22 thoughts on “why are people in southern california so underdressed? pic somewhat related.

  1. Sieg says:

    What’s there to dress up for? Southern California imported the third world and now it’s basically Venezuela

    Also dressing well makes you a target for the hundreds of millions of homeless literally everywhere

  2. Anonymous says:

    Walking around in sweats all day is a flex. It shows you don’t have a corporate job and are not bound by the shitty 9-5 system. Bascially they’re larping as influencers and athletes.

  3. Anonymous says:

    That fit is better than almost all the weird shit posted in WAYWTD thread. It’s better to dress like a cool normie than a cool autist who will get upvotes and Reddit gold on /fashion/.

      • Anonymous says:

        It looks cool and most young people with social life would agree
        I’d rather appeal to hot girls IRL than some autists on this website

          • Anonymous says:

            They wear vans and shorts and crew necks. In winter they wear khaki chinos and vans with flannel shirts or crewneck sweatshirts.

          • Anonymous says:

            >It looks like every kid who will lose their virginity before they turn 25 and produce multiple offspring.

          • Anonymous says:

            Mormons basically do arranged marriages. Indians will lose their virginity and have multiple offspring too and they’re ugly dysgenic manlets with micropenises.

          • Anonymous says:

            They have religious marriages too. How mormons dress has nothing to do with them getting married. I know multiple mormons with missing teeth and cystic acne who got married and had kids. I grew up literally a half mile from the gilbert mormon temple and was a boy scout.

          • Anonymous says:

            Mormon girls can look really hot from what I’ve seen. They’re mostly Northern European by their ancestry, so they’re guaranteed to have better looks than average + height.

          • Anonymous says:

            The mormons are anglo british and some german. I’m golden blond and 6’2 and most of their parents assumed I was mormon growing up. They don’t usually date outside the church though. There are some jack mormons and broken family ones that do. But the majority don’t.

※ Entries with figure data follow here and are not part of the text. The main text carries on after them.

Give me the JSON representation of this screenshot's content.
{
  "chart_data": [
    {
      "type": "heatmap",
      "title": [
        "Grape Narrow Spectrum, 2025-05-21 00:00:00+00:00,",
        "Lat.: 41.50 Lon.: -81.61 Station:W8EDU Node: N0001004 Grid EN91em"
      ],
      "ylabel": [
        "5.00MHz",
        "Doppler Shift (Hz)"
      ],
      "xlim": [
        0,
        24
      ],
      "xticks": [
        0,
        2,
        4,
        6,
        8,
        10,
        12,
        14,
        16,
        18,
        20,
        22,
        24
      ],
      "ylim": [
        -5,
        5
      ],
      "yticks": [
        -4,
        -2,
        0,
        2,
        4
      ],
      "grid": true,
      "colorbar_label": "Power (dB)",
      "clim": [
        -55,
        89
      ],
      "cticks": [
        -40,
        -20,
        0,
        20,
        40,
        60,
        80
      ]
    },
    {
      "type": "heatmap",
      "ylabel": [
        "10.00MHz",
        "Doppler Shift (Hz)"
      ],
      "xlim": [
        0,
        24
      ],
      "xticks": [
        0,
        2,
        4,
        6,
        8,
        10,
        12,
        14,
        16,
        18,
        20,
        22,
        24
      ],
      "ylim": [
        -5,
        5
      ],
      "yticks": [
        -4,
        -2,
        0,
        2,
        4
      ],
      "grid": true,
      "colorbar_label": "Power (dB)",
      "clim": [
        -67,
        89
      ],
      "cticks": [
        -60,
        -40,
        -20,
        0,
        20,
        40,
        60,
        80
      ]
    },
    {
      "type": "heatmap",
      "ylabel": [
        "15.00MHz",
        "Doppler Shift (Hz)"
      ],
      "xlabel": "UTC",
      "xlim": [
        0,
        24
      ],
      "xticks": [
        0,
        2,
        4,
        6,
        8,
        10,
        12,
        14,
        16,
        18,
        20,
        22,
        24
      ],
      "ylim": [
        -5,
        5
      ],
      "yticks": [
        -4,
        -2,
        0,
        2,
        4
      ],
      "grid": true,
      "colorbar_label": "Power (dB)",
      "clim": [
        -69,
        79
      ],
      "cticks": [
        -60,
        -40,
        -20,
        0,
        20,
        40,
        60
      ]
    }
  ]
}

          • Anonymous says:

            I can be a Mormon too, sounds like a pretty decent religion, especially the stupid lore behind it all

            Becoming a Mormon > larping with /fashion/ shit to getting a nice and cute gf/wife

          • Anonymous says:

            There is a lot of benefit to joining. They take care of their own and act in a nepotistic mafia-like way. They’re basically white hebrews in that way. They deal with each other above all in business and are insular within their companies. They also all buy guns then private sell to one another so that the state and feds have absolutely no idea who has which guns or how many. Their garages also have doomsday prepper barrels of grain and tanks of water that they drain and cycle once a year. When they do they like to make a big slip and slide and then train the plastic tanks and let all their kids slide down the huge plastic sheeting. The tithing is serious though they aren’t allowed to skimp on that. Also the church has a dude watch you heck on your wedding night.

          • Anonymous says:

            I should also mention, they don’t get legally married. They only get married within the church. The wives then file as single mothers who are renting from their husbands so that they can be awarded welfare for each child. That’s how they afford so many kids.

          • Anonymous says:

            I should also mention, they don’t get legally married. They only get married within the church. The wives then file as single mothers who are renting from their husbands so that they can be awarded welfare for each child. That’s how they afford so many kids.